We have some helpers to tune the hyperparameters with the Tune library.
A working example¶
Suppose we would like to tune the hyperparameters for say, learning rate, number of Pi blocks and the cutoff radius for a PiNet potential. We need to first declare the space we would like to search, with Tune.
from ray import tune
config = {
'lr': tune.grid_search([3e-4, 1e-4, 3e-5]),
'rc': tune.grid_search([3.5, 4.5, 5.0, 5.5]),
'depth': tune.grid_search([4, 5, 6])}
Then we need to define a train_fn. Given a config it should return
several objects, a model (as an estimator), the train_spec and
eval_spec, and a reporter function which reports the metrics to Tune.
The reporter should take the evaluation output as input, and return a
dictionary of metrics.

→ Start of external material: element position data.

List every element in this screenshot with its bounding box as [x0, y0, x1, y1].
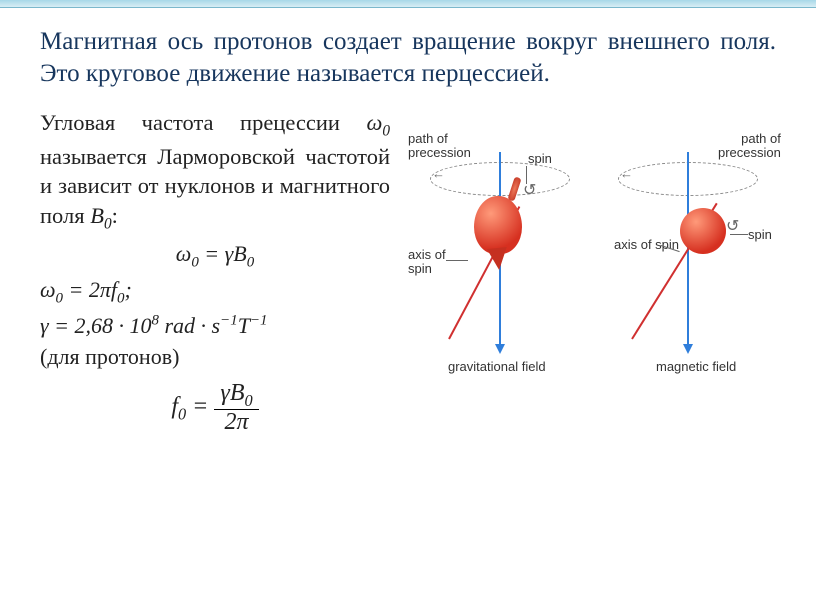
f2-eq: = 2πf — [63, 277, 117, 302]
formula-omega-eq-gammaB0: ω0 = γB0 — [40, 239, 390, 273]
slide-content: Магнитная ось протонов создает вращение … — [0, 0, 816, 447]
larmor-paragraph: Угловая частота прецессии ω0 называется … — [40, 108, 390, 235]
formula-omega-2pif: ω0 = 2πf0; — [40, 275, 390, 309]
label-path-left: path of precession — [408, 132, 471, 161]
precession-arrow-right: ← — [620, 166, 633, 181]
f1-lhs: ω — [176, 241, 192, 266]
f1-lhs-sub: 0 — [191, 254, 198, 270]
g-a: γ = 2,68 · 10 — [40, 313, 152, 338]
f2-end: ; — [125, 277, 132, 302]
formula-f0: f0 = γB02π — [40, 381, 390, 435]
label-axis-right: axis of spin — [614, 238, 679, 252]
label-gravitational: gravitational field — [448, 360, 546, 374]
note-protons: (для протонов) — [40, 342, 390, 371]
f2-lhs-sub: 0 — [56, 290, 63, 306]
spin-arrow-left: ↺ — [523, 180, 536, 200]
g-exp3: −1 — [250, 313, 268, 329]
figure-column: ↺ ↺ ← ← path of precession path of prece… — [408, 108, 776, 408]
label-spin-left: spin — [528, 152, 552, 166]
B-sub: 0 — [104, 216, 112, 233]
g-c: T — [238, 313, 250, 338]
f0-eq: = — [186, 394, 214, 420]
g-b: rad · s — [159, 313, 220, 338]
f1-rhs-sub: 0 — [247, 254, 254, 270]
top-tip — [487, 247, 509, 271]
f0-num-a: γB — [220, 380, 244, 406]
label-spin-right: spin — [748, 228, 772, 242]
f0-fraction: γB02π — [214, 381, 258, 435]
leader-spin-right — [730, 234, 748, 235]
slide-top-border — [0, 0, 816, 8]
f1-eq: = γB — [199, 241, 247, 266]
f0-sub: 0 — [178, 404, 186, 423]
g-exp2: −1 — [220, 313, 238, 329]
B-sym: B — [90, 203, 104, 228]
leader-axis-left — [446, 260, 468, 261]
intro-paragraph: Магнитная ось протонов создает вращение … — [40, 26, 776, 90]
f0-lhs: f — [171, 394, 178, 420]
text-column: Угловая частота прецессии ω0 называется … — [40, 108, 390, 437]
omega-sub: 0 — [382, 123, 390, 140]
f2-rhs-sub: 0 — [117, 290, 124, 306]
label-axis-left: axis of spin — [408, 248, 446, 277]
proton-sphere — [680, 208, 726, 254]
formula-gamma-value: γ = 2,68 · 108 rad · s−1T−1 — [40, 311, 390, 340]
label-magnetic: magnetic field — [656, 360, 736, 374]
content-row: Угловая частота прецессии ω0 называется … — [40, 108, 776, 437]
leader-spin-left — [526, 166, 527, 184]
precession-arrow-left: ← — [432, 166, 445, 181]
g-exp: 8 — [152, 313, 159, 329]
label-path-right: path of precession — [718, 132, 781, 161]
f0-num-sub: 0 — [245, 391, 253, 410]
top-blob — [474, 196, 522, 254]
omega-sym: ω — [366, 110, 382, 135]
p2-end: : — [112, 203, 118, 228]
f0-den: 2π — [214, 410, 258, 435]
f2-lhs: ω — [40, 277, 56, 302]
p2-before: Угловая частота прецессии — [40, 110, 366, 135]
spin-arrow-right: ↺ — [726, 216, 739, 236]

The naming does not matter, but note that Tune
expects a reward_attr which increases during training to
discriminate models, so you should define things like accuracy
instead of error.
def train_fn(c, ckpt=None):
import yaml, os
import tensorflow as tf
from pinn.io import load_tfrecord
from pinn.models import potential_model
# parameter builder
params = {
# Tune will take charge of the running path,
# so model_dir can be a relative directory
'model_dir': './model_dir/',
'network': 'pinet',
'network_params': {
'depth': c['depth'],
'atom_types': [1,6,7,8,9]},
'model_params': {
'learning_rate': c['lr'],
'en_scale': 1}}
# disable checkpoint cleaning, and specify report frequency
# note we report to Tune whenever a checkpoint is saved
config = tf.estimator.RunConfig(
save_checkpoints_secs=300,
keep_checkpoint_max=None,
keep_checkpoint_every_n_hours=None)
# Returning things
model = potential_model(params, config=config, warm_start_from=ckpt)

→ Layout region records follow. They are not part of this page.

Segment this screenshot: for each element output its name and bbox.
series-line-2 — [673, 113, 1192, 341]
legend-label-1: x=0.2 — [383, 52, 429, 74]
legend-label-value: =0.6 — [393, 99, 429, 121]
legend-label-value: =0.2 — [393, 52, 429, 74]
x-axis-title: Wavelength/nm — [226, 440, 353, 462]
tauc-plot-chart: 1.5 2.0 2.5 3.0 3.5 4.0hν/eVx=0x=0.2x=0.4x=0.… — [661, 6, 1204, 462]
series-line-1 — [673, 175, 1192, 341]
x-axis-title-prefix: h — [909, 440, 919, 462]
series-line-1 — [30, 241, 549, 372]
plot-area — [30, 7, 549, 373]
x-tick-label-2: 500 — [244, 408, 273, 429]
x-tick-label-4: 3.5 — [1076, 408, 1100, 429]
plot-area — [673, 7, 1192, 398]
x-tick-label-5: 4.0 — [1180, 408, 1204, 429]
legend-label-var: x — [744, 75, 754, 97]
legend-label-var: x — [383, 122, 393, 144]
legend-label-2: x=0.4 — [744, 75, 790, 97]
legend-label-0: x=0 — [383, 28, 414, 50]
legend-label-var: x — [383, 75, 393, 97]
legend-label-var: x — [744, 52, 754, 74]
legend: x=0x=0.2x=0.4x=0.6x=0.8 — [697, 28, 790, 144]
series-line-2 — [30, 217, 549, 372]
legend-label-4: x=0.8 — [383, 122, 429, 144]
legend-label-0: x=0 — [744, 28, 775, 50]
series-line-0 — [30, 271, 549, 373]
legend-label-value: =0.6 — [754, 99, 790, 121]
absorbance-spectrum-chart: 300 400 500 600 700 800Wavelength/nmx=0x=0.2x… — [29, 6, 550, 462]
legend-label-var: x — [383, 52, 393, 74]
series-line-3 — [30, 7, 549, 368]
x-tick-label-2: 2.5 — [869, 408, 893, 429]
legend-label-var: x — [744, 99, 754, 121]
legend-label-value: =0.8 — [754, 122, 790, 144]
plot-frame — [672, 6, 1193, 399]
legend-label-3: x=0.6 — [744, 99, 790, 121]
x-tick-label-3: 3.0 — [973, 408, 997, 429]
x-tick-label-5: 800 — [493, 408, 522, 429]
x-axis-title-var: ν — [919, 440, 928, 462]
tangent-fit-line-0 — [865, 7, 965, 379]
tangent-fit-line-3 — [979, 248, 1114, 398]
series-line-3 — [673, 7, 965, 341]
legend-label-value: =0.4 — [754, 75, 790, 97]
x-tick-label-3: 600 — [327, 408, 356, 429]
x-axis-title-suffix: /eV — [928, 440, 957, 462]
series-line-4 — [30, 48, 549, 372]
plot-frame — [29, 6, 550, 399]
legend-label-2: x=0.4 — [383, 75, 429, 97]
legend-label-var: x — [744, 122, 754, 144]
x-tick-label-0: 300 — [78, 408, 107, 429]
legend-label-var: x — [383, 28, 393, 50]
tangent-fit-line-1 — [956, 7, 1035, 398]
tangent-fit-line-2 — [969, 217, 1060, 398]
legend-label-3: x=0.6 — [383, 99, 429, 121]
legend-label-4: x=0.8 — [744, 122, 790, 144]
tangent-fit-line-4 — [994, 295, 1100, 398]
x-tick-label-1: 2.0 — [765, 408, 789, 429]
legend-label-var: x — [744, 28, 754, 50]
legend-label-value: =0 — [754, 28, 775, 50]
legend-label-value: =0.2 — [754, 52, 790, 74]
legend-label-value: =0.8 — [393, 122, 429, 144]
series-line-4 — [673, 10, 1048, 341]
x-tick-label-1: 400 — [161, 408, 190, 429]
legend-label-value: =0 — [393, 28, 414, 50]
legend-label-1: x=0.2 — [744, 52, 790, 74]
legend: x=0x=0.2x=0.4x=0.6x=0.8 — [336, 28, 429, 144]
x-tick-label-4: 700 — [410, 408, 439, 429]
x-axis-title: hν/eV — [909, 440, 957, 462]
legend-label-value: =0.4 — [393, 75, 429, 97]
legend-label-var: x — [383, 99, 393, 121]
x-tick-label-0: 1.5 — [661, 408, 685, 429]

train_fn = lambda: load_tfrecord('/path/to/train.yml')
test_fn = lambda: load_tfrecord('/path/to/test.yml')
train_spec = tf.estimator.TrainSpec(input_fn=train_fn, max_steps=1e6)

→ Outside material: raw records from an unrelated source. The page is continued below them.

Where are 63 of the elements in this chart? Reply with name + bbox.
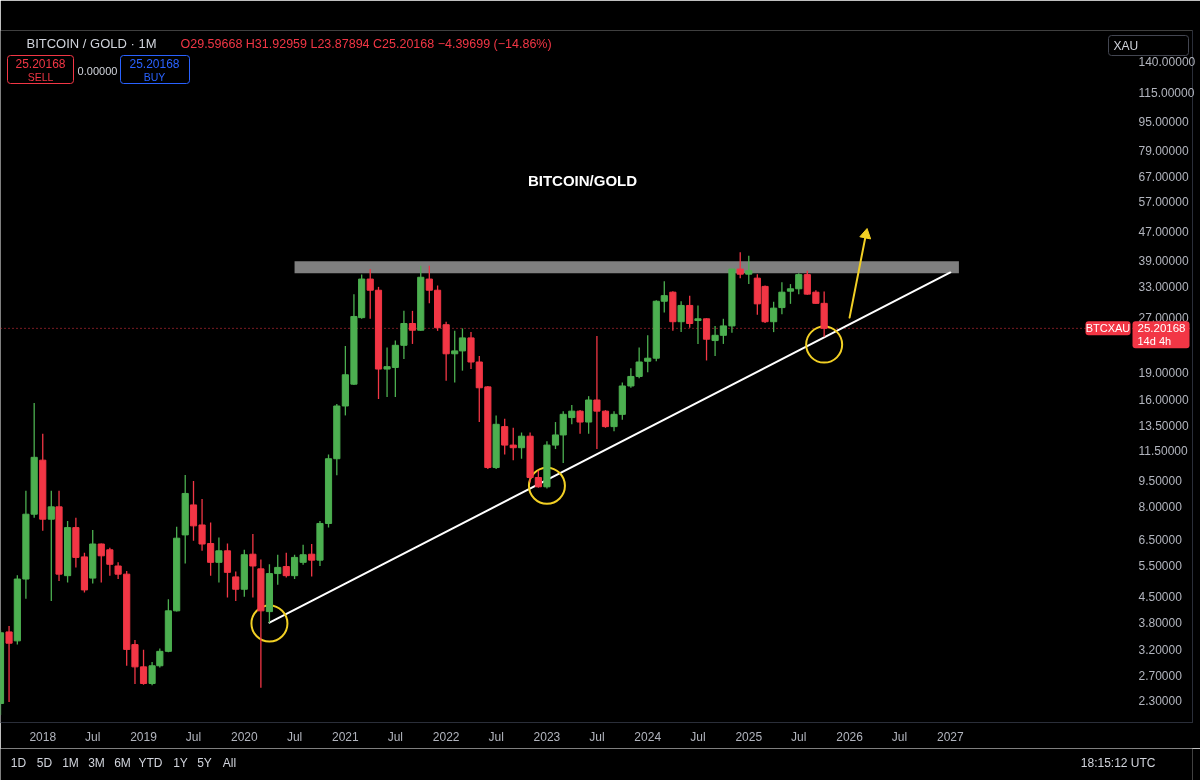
y-tick-label: 5.50000 — [1138, 558, 1183, 573]
x-tick-label: Jul — [690, 729, 706, 744]
annotation: 25.20168 — [1137, 322, 1186, 335]
text: 3M — [88, 755, 105, 770]
y-tick-label: 4.50000 — [1138, 589, 1183, 604]
x-tick-label: Jul — [791, 729, 807, 744]
x-tick-label: 2026 — [836, 729, 864, 744]
text: 1Y — [173, 755, 188, 770]
x-tick-label: 2021 — [332, 729, 360, 744]
annotation: 0.00000 — [77, 64, 118, 77]
annotation: SELL — [27, 70, 54, 83]
x-tick-label: Jul — [589, 729, 605, 744]
y-tick-label: 140.00000 — [1138, 55, 1196, 70]
y-tick-label: 47.00000 — [1138, 224, 1189, 239]
x-tick-label: 2024 — [634, 729, 662, 744]
y-tick-label: 8.00000 — [1138, 500, 1183, 515]
x-tick-label: Jul — [387, 729, 404, 744]
y-tick-label: 57.00000 — [1138, 194, 1189, 209]
y-tick-label: 9.50000 — [1138, 473, 1183, 488]
x-tick-label: 2019 — [130, 729, 158, 744]
x-tick-label: Jul — [185, 729, 202, 744]
y-tick-label: 19.00000 — [1138, 365, 1189, 380]
y-tick-label: 2.70000 — [1138, 669, 1183, 684]
x-tick-label: 2027 — [937, 729, 965, 744]
x-tick-label: Jul — [891, 729, 908, 744]
text: All — [222, 755, 237, 770]
y-tick-label: 11.50000 — [1138, 443, 1188, 458]
annotation: 25.20168 — [129, 57, 180, 71]
y-tick-label: 115.00000 — [1138, 85, 1195, 100]
x-tick-label: 2018 — [29, 729, 57, 744]
x-tick-label: 2020 — [230, 729, 258, 744]
annotation: 14d 4h — [1137, 335, 1172, 348]
text: YTD — [138, 755, 163, 770]
y-tick-label: 6.50000 — [1138, 532, 1183, 547]
y-tick-label: 79.00000 — [1138, 144, 1189, 159]
text: 5D — [36, 755, 53, 770]
y-tick-label: 2.30000 — [1138, 694, 1183, 709]
y-tick-label: 3.20000 — [1138, 642, 1183, 657]
x-tick-label: Jul — [488, 729, 504, 744]
x-tick-label: Jul — [85, 729, 101, 744]
x-tick-label: Jul — [286, 729, 303, 744]
y-tick-label: 13.50000 — [1138, 418, 1189, 433]
y-tick-label: 16.00000 — [1138, 392, 1189, 407]
y-tick-label: 39.00000 — [1138, 253, 1189, 268]
text: 6M — [114, 755, 131, 770]
text: 5Y — [197, 755, 212, 770]
text: 18:15:12 UTC — [1080, 755, 1156, 770]
y-tick-label: 3.80000 — [1138, 616, 1183, 631]
annotation: BUY — [143, 70, 166, 83]
y-tick-label: 33.00000 — [1138, 279, 1189, 294]
x-tick-label: 2025 — [735, 729, 763, 744]
y-tick-label: 95.00000 — [1138, 115, 1189, 130]
y-axis-title: XAU — [1113, 38, 1139, 53]
annotation: 25.20168 — [15, 57, 66, 71]
y-tick-label: 67.00000 — [1138, 169, 1189, 184]
ref-line-label: BTCXAU — [1085, 322, 1131, 335]
x-tick-label: 2023 — [533, 729, 561, 744]
x-tick-label: 2022 — [432, 729, 460, 744]
chart-subtitle: BITCOIN / GOLD · 1M — [26, 36, 157, 51]
text: 1D — [10, 755, 27, 770]
text: BITCOIN/GOLD — [527, 172, 638, 189]
annotation: O29.59668 H31.92959 L23.87894 C25.20168 −4.39699 (−14.86%) — [180, 36, 552, 51]
text: 1M — [62, 755, 79, 770]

eval_spec = tf.estimator.EvalSpec(input_fn=test_fn)
reporter = lambda eval_out: {'accuracy': 1./eval_out['METRICS/E_MAE']}
return model, train_spec, eval_spec, reporter
Now you can use the TuneTrainable function to feed your train_fn
to Tune as a trainable.
import ray
from pinn.utils import TuneTrainable
# Define the trainable from train_fn
trainable = TuneTrainable(train_fn)
# Start ray cluster, use all the GPUs on this machine
os.environ['CUDA_VISIBLE_DEVICES'] = '0,1,2,3,4,5'
ray.shutdown()
ray.init()
# Searching strategy of Ray Tune
search_alg = tune.suggest.BasicVariantGenerator(shuffle=True)
scheduler = tune.schedulers.HyperBandScheduler(
time_attr='time_total_s', reward_attr='accuracy', max_t=3600)
# Run jobs with Ray tune
tune.run(trainable, name='test_tunning', config=config,
resources_per_trial={'cpu':5, 'gpu':1},
search_alg=search_alg, scheduler=scheduler,
local_dir="/tmp/test_tuning",
num_samples=2, verbose=1)
Visualizing the result¶
We have a notebook example for visualizing tuning results from Tune.
How this works¶
The TuneTrainable function is actually a general wrapper for
estimators to work with Ray Tune. It runs the train and evaluate but stops
the estimator whenever a checkpoint is saved and reports the metrics
to Tune.
This is a bit more elaborate than adding a reporter hook to the estimator, and slightly slower since the training must restart from checkpoints. But the gain is that Tune can now stop and restore trainings when it wants, which is required by of some of Tune’s schedulers.